John and Kathi Green were desperate. Their daughter, 24-year-old Kellsie, had gotten hooked on heroin. After being raped at the age of 14, Kellsie began seeking stronger methods of coping. Their home state of Alaska had no good options—the only detox center had a long waiting period. Jail, it seemed, was their daughter’s only hope.
John and Kathi asked police to arrest Kellsie. She began to detox in jail, but a series of errors by Department of Corrections staff resulted in her death.That was January 2016. John and Kathi filed a wrongful death suit claim against the state of Alaska and in May of this year, they won.
The state of Alaska filed an offer of judgment, which essentially invites the judge to rule for their plaintiff.

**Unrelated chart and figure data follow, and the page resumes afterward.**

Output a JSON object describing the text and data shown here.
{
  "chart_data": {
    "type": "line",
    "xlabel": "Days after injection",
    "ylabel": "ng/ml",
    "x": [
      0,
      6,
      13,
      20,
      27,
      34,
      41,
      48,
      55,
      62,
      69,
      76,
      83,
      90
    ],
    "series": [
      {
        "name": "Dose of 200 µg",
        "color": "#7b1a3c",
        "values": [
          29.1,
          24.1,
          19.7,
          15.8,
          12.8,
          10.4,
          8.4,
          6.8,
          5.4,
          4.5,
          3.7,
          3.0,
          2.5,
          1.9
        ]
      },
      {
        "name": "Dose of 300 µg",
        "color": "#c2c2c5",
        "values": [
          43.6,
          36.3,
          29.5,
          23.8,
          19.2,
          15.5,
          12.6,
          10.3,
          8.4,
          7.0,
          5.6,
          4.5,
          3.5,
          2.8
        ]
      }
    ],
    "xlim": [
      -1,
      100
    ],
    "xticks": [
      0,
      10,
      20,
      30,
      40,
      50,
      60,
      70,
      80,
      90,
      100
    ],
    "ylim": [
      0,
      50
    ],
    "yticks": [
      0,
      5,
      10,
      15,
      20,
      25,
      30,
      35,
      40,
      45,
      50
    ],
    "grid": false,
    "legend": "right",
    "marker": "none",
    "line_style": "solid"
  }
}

The terms were a $400,000 payout, the most possible under Alaska law, and the release of video evidence the Greens hope will inspire change.

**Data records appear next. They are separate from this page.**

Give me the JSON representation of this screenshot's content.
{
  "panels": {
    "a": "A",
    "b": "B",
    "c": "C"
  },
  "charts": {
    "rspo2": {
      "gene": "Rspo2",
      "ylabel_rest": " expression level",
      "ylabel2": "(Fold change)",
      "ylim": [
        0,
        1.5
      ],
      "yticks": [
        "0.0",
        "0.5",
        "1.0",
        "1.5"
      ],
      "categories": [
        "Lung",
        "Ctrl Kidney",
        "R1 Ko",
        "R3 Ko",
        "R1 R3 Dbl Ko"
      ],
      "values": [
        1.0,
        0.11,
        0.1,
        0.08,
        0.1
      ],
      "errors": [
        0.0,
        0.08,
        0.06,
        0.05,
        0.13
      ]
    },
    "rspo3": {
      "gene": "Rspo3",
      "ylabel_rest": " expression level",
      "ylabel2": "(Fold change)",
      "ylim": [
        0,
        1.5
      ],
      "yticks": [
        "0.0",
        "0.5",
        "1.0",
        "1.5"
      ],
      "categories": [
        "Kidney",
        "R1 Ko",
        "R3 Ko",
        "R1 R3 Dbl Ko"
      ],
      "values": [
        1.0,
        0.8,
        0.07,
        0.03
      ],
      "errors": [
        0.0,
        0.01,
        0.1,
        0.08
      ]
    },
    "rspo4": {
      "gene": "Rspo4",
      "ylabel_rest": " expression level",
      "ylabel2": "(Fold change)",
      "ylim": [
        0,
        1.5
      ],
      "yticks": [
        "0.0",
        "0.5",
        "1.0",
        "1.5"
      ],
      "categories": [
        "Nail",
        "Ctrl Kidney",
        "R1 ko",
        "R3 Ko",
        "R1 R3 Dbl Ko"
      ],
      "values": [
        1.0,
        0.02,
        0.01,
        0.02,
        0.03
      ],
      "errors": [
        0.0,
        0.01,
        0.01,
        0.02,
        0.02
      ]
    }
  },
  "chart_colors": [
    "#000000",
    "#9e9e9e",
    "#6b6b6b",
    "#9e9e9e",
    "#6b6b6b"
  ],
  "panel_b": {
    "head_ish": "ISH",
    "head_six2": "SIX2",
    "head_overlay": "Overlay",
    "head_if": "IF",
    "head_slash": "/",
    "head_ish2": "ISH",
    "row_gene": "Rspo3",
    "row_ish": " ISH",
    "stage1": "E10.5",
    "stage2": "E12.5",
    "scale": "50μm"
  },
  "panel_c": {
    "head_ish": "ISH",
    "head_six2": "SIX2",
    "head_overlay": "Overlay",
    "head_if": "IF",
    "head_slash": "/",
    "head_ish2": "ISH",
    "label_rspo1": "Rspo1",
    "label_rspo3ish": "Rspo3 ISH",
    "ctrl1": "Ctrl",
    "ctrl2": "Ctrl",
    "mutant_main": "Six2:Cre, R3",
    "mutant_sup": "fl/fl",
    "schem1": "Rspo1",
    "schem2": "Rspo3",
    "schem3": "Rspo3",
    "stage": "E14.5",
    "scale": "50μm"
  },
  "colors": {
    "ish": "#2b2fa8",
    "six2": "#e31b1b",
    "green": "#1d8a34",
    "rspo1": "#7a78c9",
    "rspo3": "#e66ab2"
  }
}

After Kellsie’s arrest on January 5, 2016, she was placed on detox a day later. By the 8th she was vomiting blood. She was taken to the medical unit, given fluids through IV and cleared to return to her cell. Kellsie protested the return to the cell, but to no avail. She repeatedly pressed the call button through the following day. Kellsie continually vomited and soiled herself, leading to further dehydration.
On January 10, the DOC made the decision to put her in a cell by herself, something a staffer later told the court is not considered best practice, since no cellmate is available to alert staffers if the detoxing person begins to go downhill. That’s what happened to Kellsie. She died six hours after the cell change.
Much of the three-year legal battle involved differing interpretations of who was in charge of oversight and what Kellsie’s condition was prior to being moved into isolation. The hope is that the complete release of the video from security cameras will shed more light and prevent future tragedies.